The resolution, introduced as an R1 amendment by Commissioner Edelson, noted that firearm-related deaths in the county rose nearly 70% over roughly a decade — from 79 deaths in 2014 to 133 in 2023 — and called for a sustained, data-driven public-health response similar to efforts used for opioid overdoses and traffic fatalities. "Gun violence deserves the same sustained data driven public health response," Edelson said during debate.
The adopted language directs county agencies to coordinate with health-care providers, law enforcement and community partners, expand victim and witness services, include suicide-prevention and safe-storage strategies, and provide an annual report back to the board so progress can be tracked.
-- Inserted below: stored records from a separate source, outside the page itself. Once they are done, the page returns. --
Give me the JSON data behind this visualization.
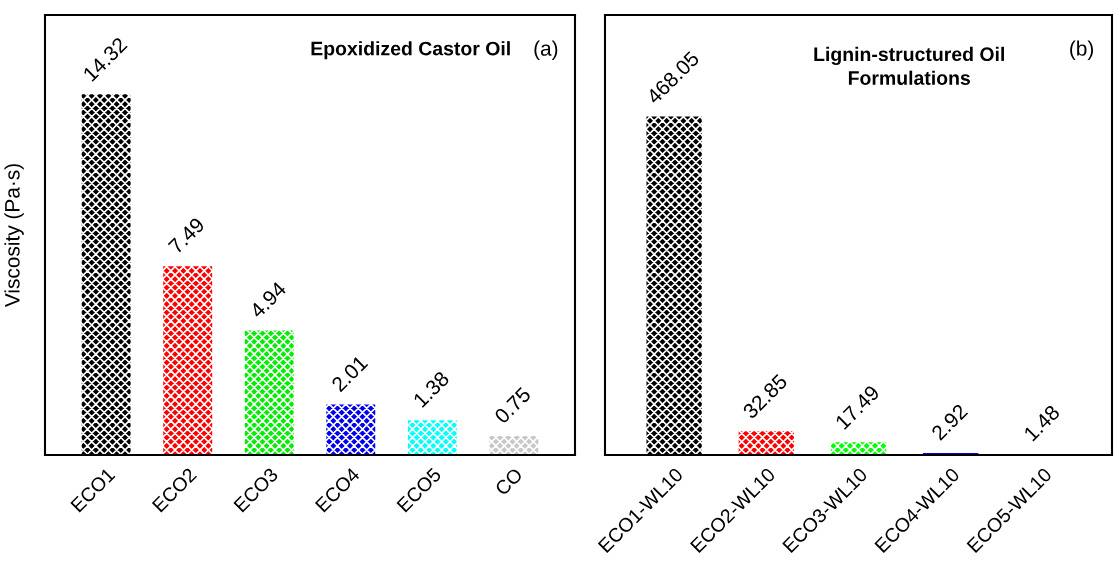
{
  "chart_data": [
    {
      "type": "bar",
      "title": "Epoxidized Castor Oil",
      "ylabel": "Viscosity (Pa·s)",
      "annotations": [
        "(a)"
      ],
      "categories": [
        "ECO1",
        "ECO2",
        "ECO3",
        "ECO4",
        "ECO5",
        "CO"
      ],
      "values": [
        14.32,
        7.49,
        4.94,
        2.01,
        1.38,
        0.75
      ],
      "colors": [
        "#000000",
        "#ff0000",
        "#00ee00",
        "#0000ee",
        "#00ffff",
        "#c8c8c8"
      ],
      "data_labels": true,
      "tick_labels": "x",
      "grid": false,
      "legend": false
    },
    {
      "type": "bar",
      "title": "Lignin-structured Oil\nFormulations",
      "annotations": [
        "(b)"
      ],
      "categories": [
        "ECO1-WL10",
        "ECO2-WL10",
        "ECO3-WL10",
        "ECO4-WL10",
        "ECO5-WL10"
      ],
      "values": [
        468.05,
        32.85,
        17.49,
        2.92,
        1.48
      ],
      "colors": [
        "#000000",
        "#ff0000",
        "#00ff00",
        "#0000ee",
        "#22eebb"
      ],
      "data_labels": true,
      "tick_labels": "x",
      "grid": false,
      "legend": false
    }
  ]
}
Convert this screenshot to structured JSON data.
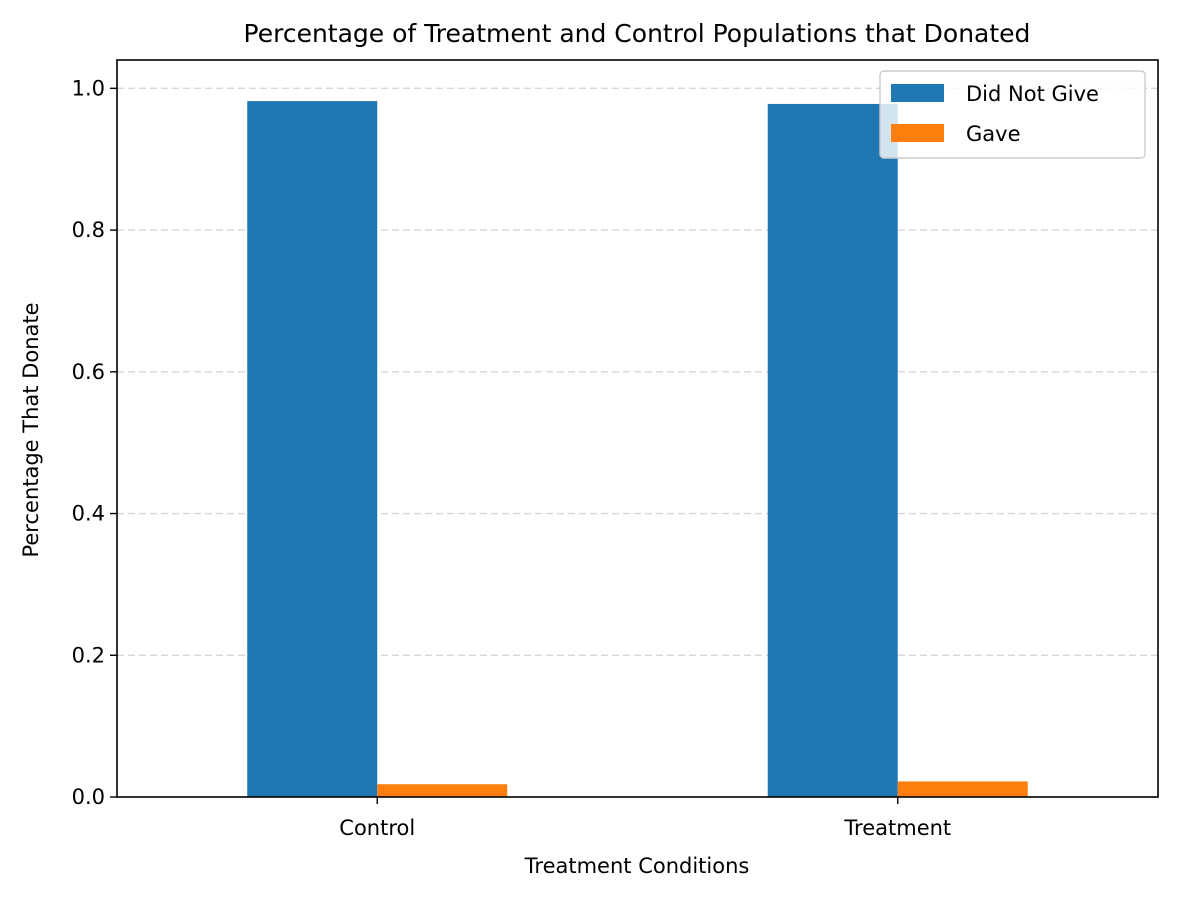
{
  "chart_data": {
    "type": "bar",
    "title": "Percentage of Treatment and Control Populations that Donated",
    "xlabel": "Treatment Conditions",
    "ylabel": "Percentage That Donate",
    "categories": [
      "Control",
      "Treatment"
    ],
    "series": [
      {
        "name": "Did Not Give",
        "values": [
          0.982,
          0.978
        ],
        "color": "#1f77b4"
      },
      {
        "name": "Gave",
        "values": [
          0.018,
          0.022
        ],
        "color": "#ff7f0e"
      }
    ],
    "ylim": [
      0,
      1.0
    ],
    "yticks": [
      0.0,
      0.2,
      0.4,
      0.6,
      0.8,
      1.0
    ],
    "ytick_labels": [
      "0.0",
      "0.2",
      "0.4",
      "0.6",
      "0.8",
      "1.0"
    ],
    "grid": {
      "axis": "y",
      "style": "dashed"
    },
    "legend_position": "top-right"
  }
}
Supporters emphasized that most gun deaths are suicides and that prevention requires a range of services, not enforcement alone.
Commissioner Connolly, referencing community impacts, urged expanding services for survivors and families. Commissioner Anderson underscored the need to include suicide prevention and safe-storage messaging. Several commissioners described the resolution as an actionable step to create shared accountability and data collection rather than a new enforcement program.
The measure passed on a voice vote. The board directed staff to incorporate measurable goals and an annual reporting schedule so the board and public can monitor outcomes.
What's next: administration will work with county departments and named partners to develop an implementation plan and a reporting cadence; commissioners requested clear metrics and a timetable to track service expansion and prevention outcomes.